Some of pro baseball's lowest-level teams incorporate technology into lives of coaches, players, fans. Photos: Minor league tech

PASCO, Wash.--I've come to this town near the Oregon/Washington border to see where professional baseball begins for a lot of players, and to see how technology is incorporated into the games they play and the teams they play for.

This is the home of the Tri-City Dust Devils, an affiliate of the Colorado Rockies. For a comparison of what technology is being used, I visited Nat Bailey Stadium in Vancouver, British Columbia, home of the Oakland Athletics' affiliate Vancouver Canadians. Both teams are members of the Northwest League, a class-A league.

Baseball stadiums

The answer? Technology hasn't caught up in a big way for these two teams, which are just the second step players must take up six rungs of minor league baseball on their hopeful journey toward the major leagues.
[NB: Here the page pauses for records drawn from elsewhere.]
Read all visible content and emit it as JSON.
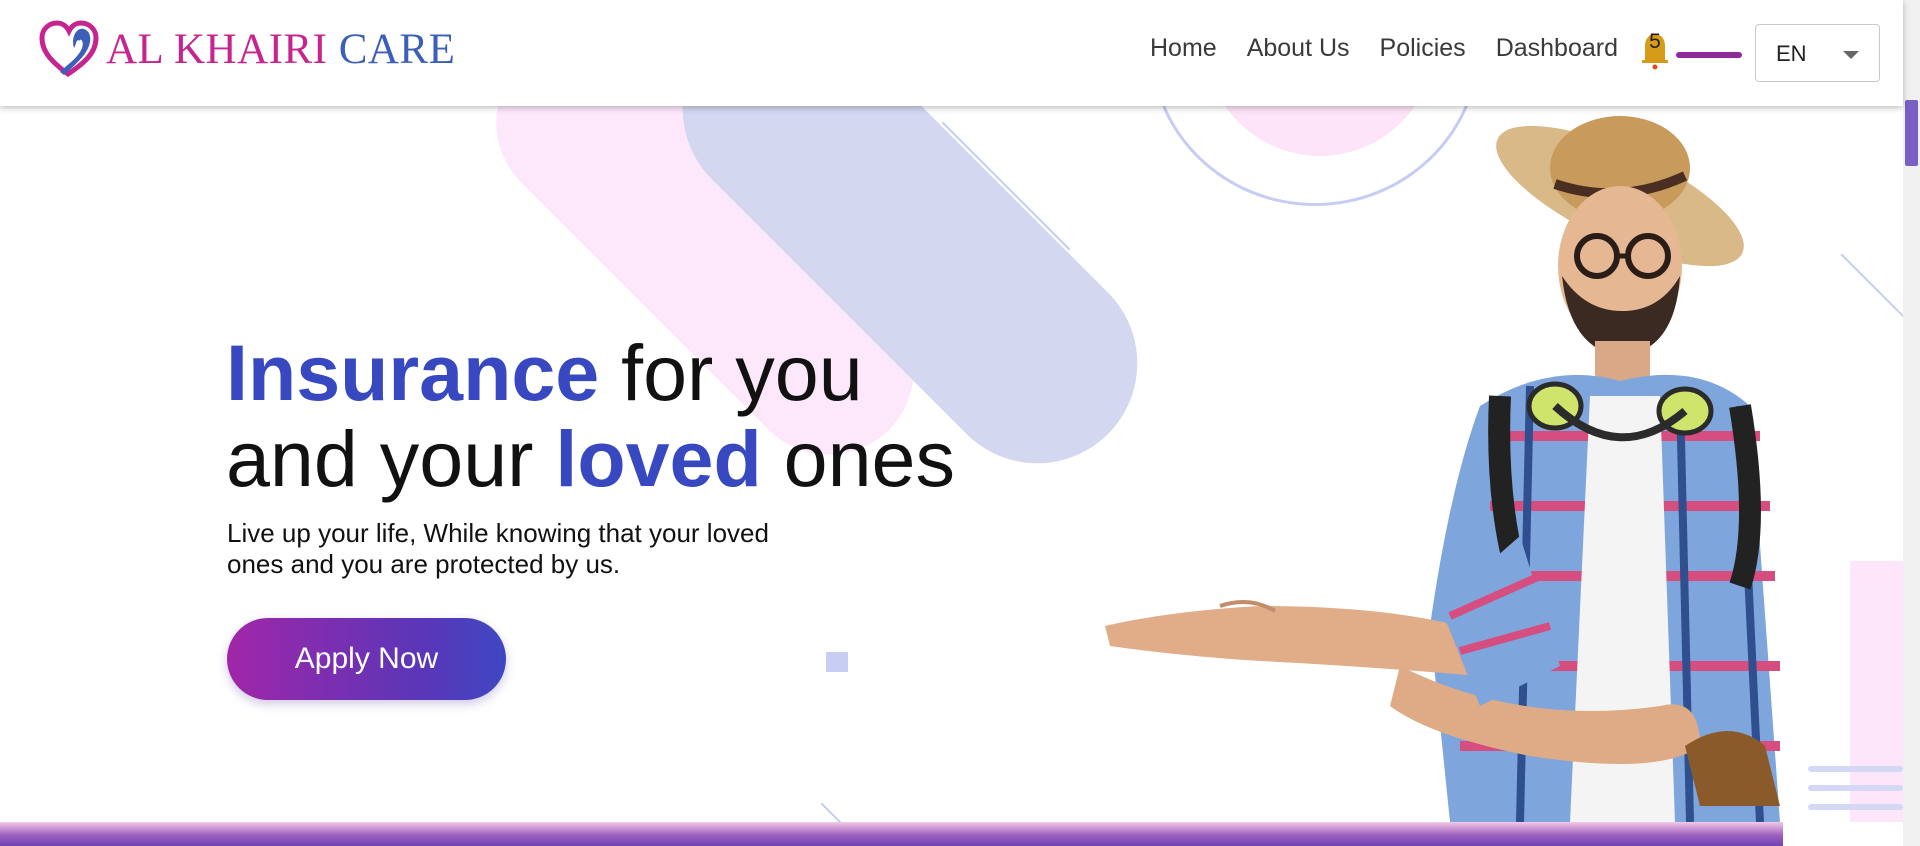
{
  "brand": {
    "name_part1": "AL KHAIRI",
    "name_part2": "CARE",
    "colors": {
      "pink": "#c6248f",
      "blue": "#3c5fb8"
    }
  },
  "nav": {
    "items": [
      {
        "label": "Home"
      },
      {
        "label": "About Us"
      },
      {
        "label": "Policies"
      },
      {
        "label": "Dashboard"
      }
    ]
  },
  "notifications": {
    "icon": "bell-icon",
    "count": "5",
    "badge_color": "#d79b1a"
  },
  "language": {
    "selected": "EN",
    "icon": "chevron-down-icon"
  },
  "hero": {
    "headline": {
      "word1": "Insurance",
      "text1": " for you",
      "text2": "and your ",
      "word2": "loved",
      "text3": " ones"
    },
    "subtext": "Live up your life, While knowing that your loved ones and you are protected by us.",
    "cta_label": "Apply Now",
    "accent_color": "#3748c0",
    "button_gradient": [
      "#a126a8",
      "#3f47c2"
    ]
  }
}
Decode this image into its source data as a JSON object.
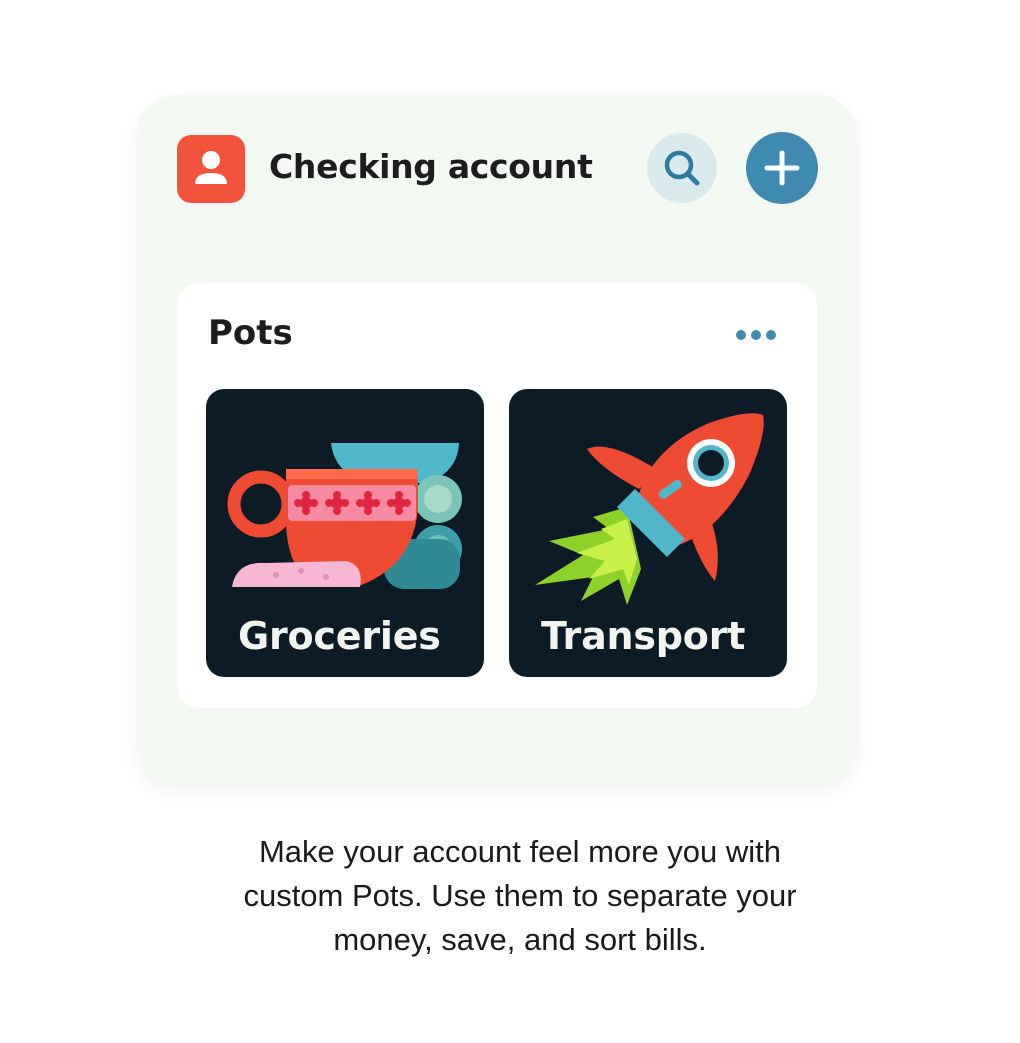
{
  "header": {
    "title": "Checking account",
    "avatar_icon": "user-icon",
    "search_icon": "search-icon",
    "add_icon": "plus-icon"
  },
  "pots": {
    "title": "Pots",
    "more_icon": "more-dots-icon",
    "items": [
      {
        "label": "Groceries",
        "icon": "teacup-illustration"
      },
      {
        "label": "Transport",
        "icon": "rocket-illustration"
      }
    ]
  },
  "caption": {
    "line1": "Make your account feel more you with",
    "line2": "custom Pots. Use them to separate your",
    "line3": "money, save, and sort bills."
  },
  "colors": {
    "avatar": "#f4533b",
    "add_button": "#3f8ab0",
    "search_button": "#d9e9ec",
    "tile_background": "#0d1b26",
    "card_background": "#f4f8f3"
  }
}
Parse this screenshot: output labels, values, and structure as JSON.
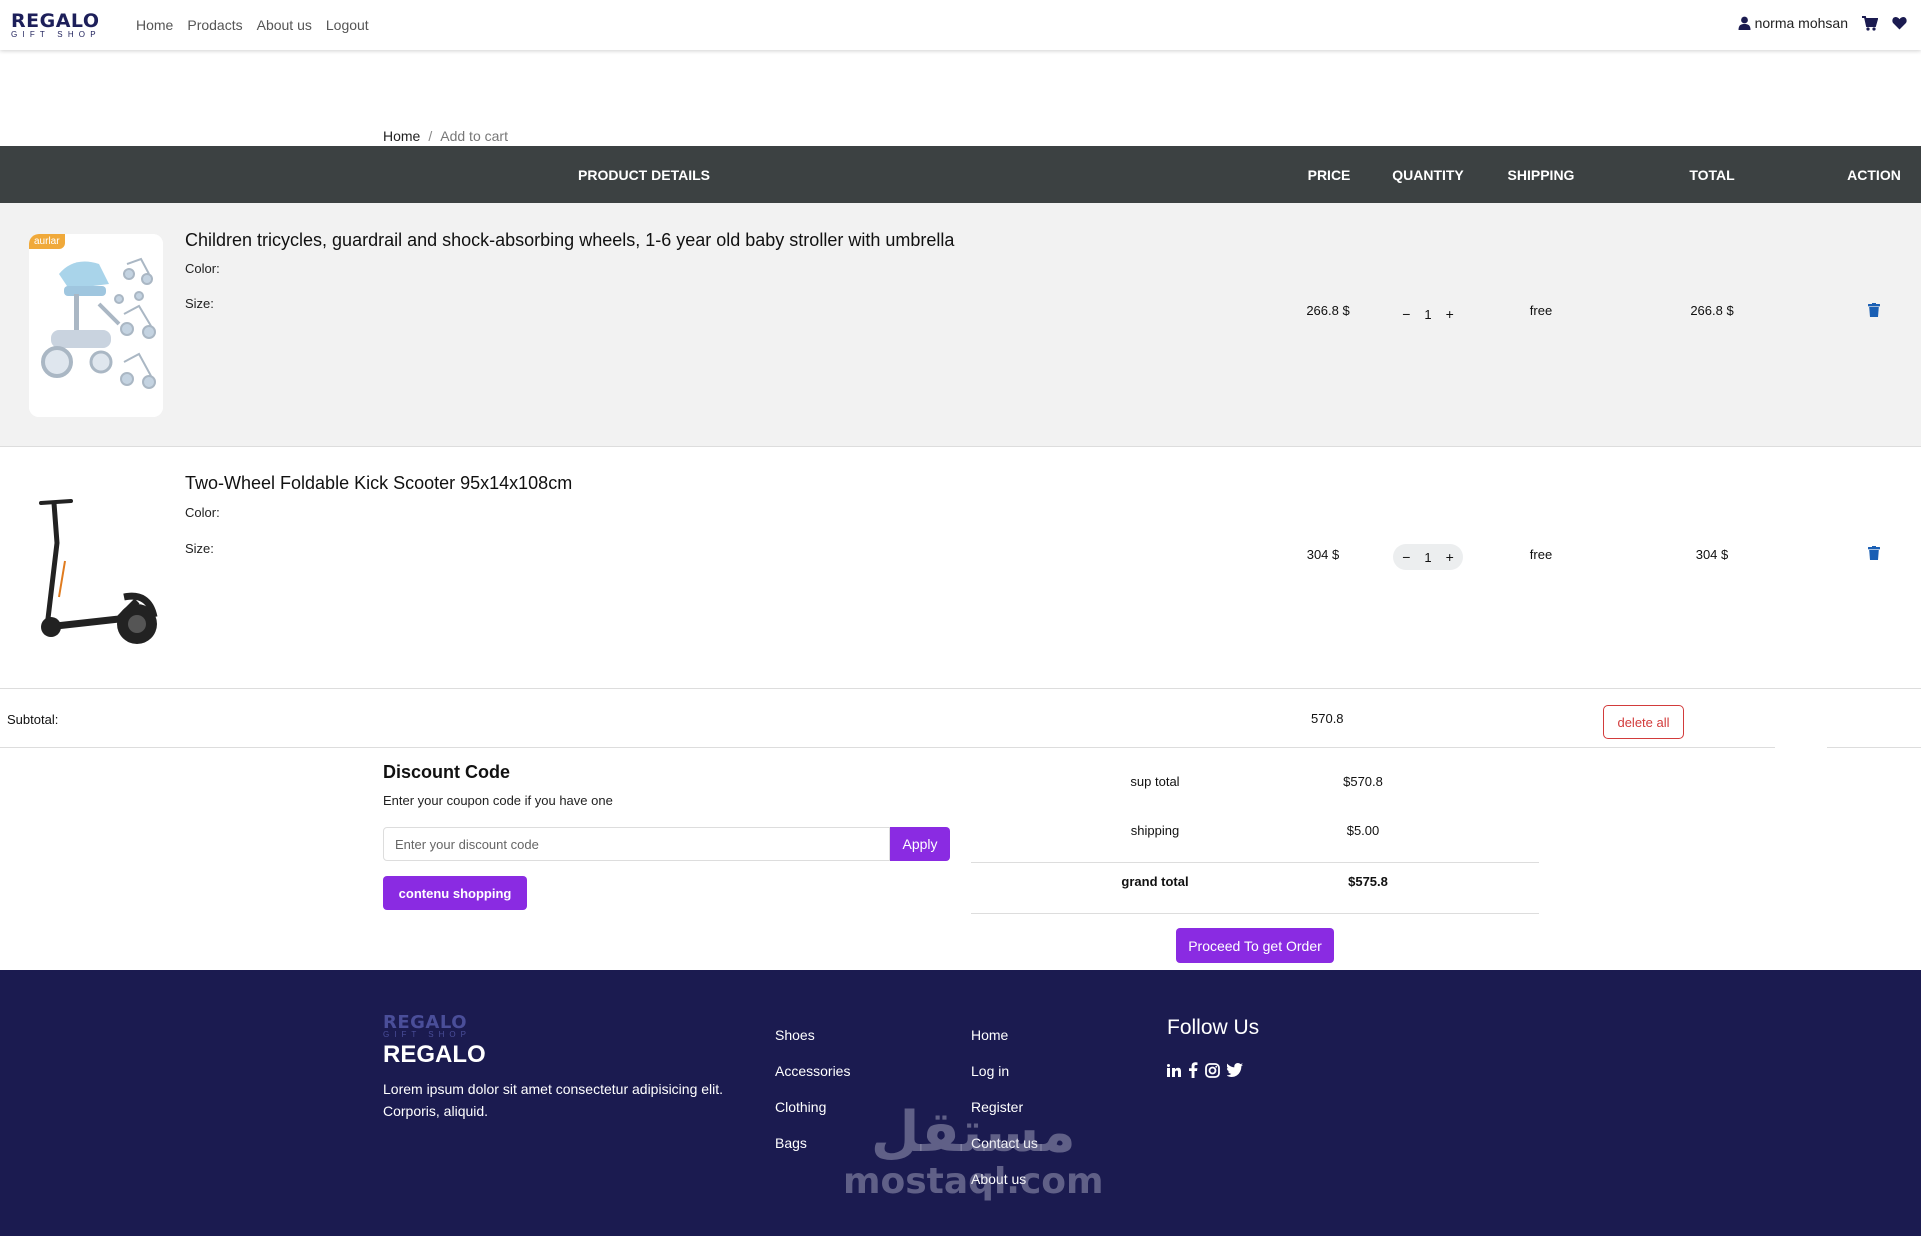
{
  "navbar": {
    "logo_main": "REGALO",
    "logo_sub": "GIFT SHOP",
    "links": [
      "Home",
      "Prodacts",
      "About us",
      "Logout"
    ],
    "user_name": "norma mohsan",
    "icons": [
      "user-icon",
      "cart-icon",
      "heart-icon"
    ]
  },
  "breadcrumb": {
    "home": "Home",
    "sep": "/",
    "current": "Add to cart"
  },
  "table": {
    "headers": [
      "PRODUCT DETAILS",
      "PRICE",
      "QUANTITY",
      "SHIPPING",
      "TOTAL",
      "ACTION"
    ],
    "rows": [
      {
        "badge": "aurlar",
        "name": "Children tricycles, guardrail and shock-absorbing wheels, 1-6 year old baby stroller with umbrella",
        "color_label": "Color:",
        "size_label": "Size:",
        "price": "266.8 $",
        "qty": "1",
        "minus": "−",
        "plus": "+",
        "shipping": "free",
        "total": "266.8 $"
      },
      {
        "name": "Two-Wheel Foldable Kick Scooter 95x14x108cm",
        "color_label": "Color:",
        "size_label": "Size:",
        "price": "304 $",
        "qty": "1",
        "minus": "−",
        "plus": "+",
        "shipping": "free",
        "total": "304 $"
      }
    ]
  },
  "subtotal": {
    "label": "Subtotal:",
    "value": "570.8",
    "delete_all": "delete all"
  },
  "discount": {
    "title": "Discount Code",
    "subtitle": "Enter your coupon code if you have one",
    "placeholder": "Enter your discount code",
    "apply": "Apply",
    "continue": "contenu shopping"
  },
  "summary": {
    "sup_total_label": "sup total",
    "sup_total_value": "$570.8",
    "shipping_label": "shipping",
    "shipping_value": "$5.00",
    "grand_total_label": "grand total",
    "grand_total_value": "$575.8",
    "proceed": "Proceed To get Order"
  },
  "footer": {
    "logo_main": "REGALO",
    "logo_sub": "GIFT SHOP",
    "brand": "REGALO",
    "description": "Lorem ipsum dolor sit amet consectetur adipisicing elit. Corporis, aliquid.",
    "col1": [
      "Shoes",
      "Accessories",
      "Clothing",
      "Bags"
    ],
    "col2": [
      "Home",
      "Log in",
      "Register",
      "Contact us",
      "About us"
    ],
    "follow_title": "Follow Us",
    "socials": [
      "linkedin-icon",
      "facebook-icon",
      "instagram-icon",
      "twitter-icon"
    ],
    "watermark_ar": "مستقل",
    "watermark_lat": "mostaql.com"
  },
  "colors": {
    "navy": "#1b1b50",
    "purple": "#8a2be2",
    "header_bg": "#3c4142",
    "danger": "#d23b3b",
    "trash": "#1a5fb4",
    "badge": "#f0a93a"
  }
}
But hidden amid the bats and balls, ushers and beer salesmen, are pockets of technology that are helping these teams do business and assisting their parent clubs in evaluating the talent (or lack thereof) they have on their hands.

Surprisingly, the most obvious piece of technology in use at both ballparks is widespread, strong Wi-Fi connectivity. I , while their major league parent, the A's, don't. But at the time, I thought it must be a fluke that Vancouver's ballpark had Wi-Fi.

Then, upon my arrival Tuesday in Pasco while on my Road Trip 2006 around the Pacific Northwest, I discovered that Dust Devil Stadium also had amazing wireless connectivity. Whether there's a baseball-related reason for that is not entirely clear, however.

"We switched our wireless Internet service to another company (this year)," and it was the owner of that company's idea to provide free Wi-Fi, said Darrel Ebert, the Dust Devils' general manager. "I don't know why a fan would ever want to bring a computer to a baseball game. But whatever. Sounds good to me."

To be sure, while neither the Dust Devils nor the Canadians will ever be held up as the vanguard of technology in the minor leagues, the Vancouver club is probably a little more advanced.

Road Trip 2006

For one, that's because the Canadians are part of the A's organization, and the A's, as was well-chronicled in Michael Lewis' best-seller "Moneyball," are a team that evaluates players based on a complex system of statistics and specific performance categories.

Thus, in the Canadians' clubhouse after its June 21 game against the Yakima Bears, hitting coach Benny Winslow explains to me how he must plug each player's hitting statistics for each game into an Excel database where he measures their performances against the A's patented "Hitting Points" system. That digs deeply into how effective hitters are at the plate and goes far beyond the batting average, home runs and runs batted in numbers most teams look at.

"This is our (organizational) philosophy, which is basically selfless hitting combined with a good (batting) approach," said Winslow. "This is more important to the Oakland A's organization than the statistics you find on the back of a baseball card. The A's feel this is the emphasis we need to get players to the big leagues...You can have a batter with a great batting average, but how he does with two outs or with men in scoring position, that's what wins ball games."

At the end of each week, the Canadians--and all the other A's minor league teams--send their Hitting Points statistics via the Internet to Oakland. The players with the best performances are awarded small gifts and a better chance to move one step closer to their dream of playing in the major leagues.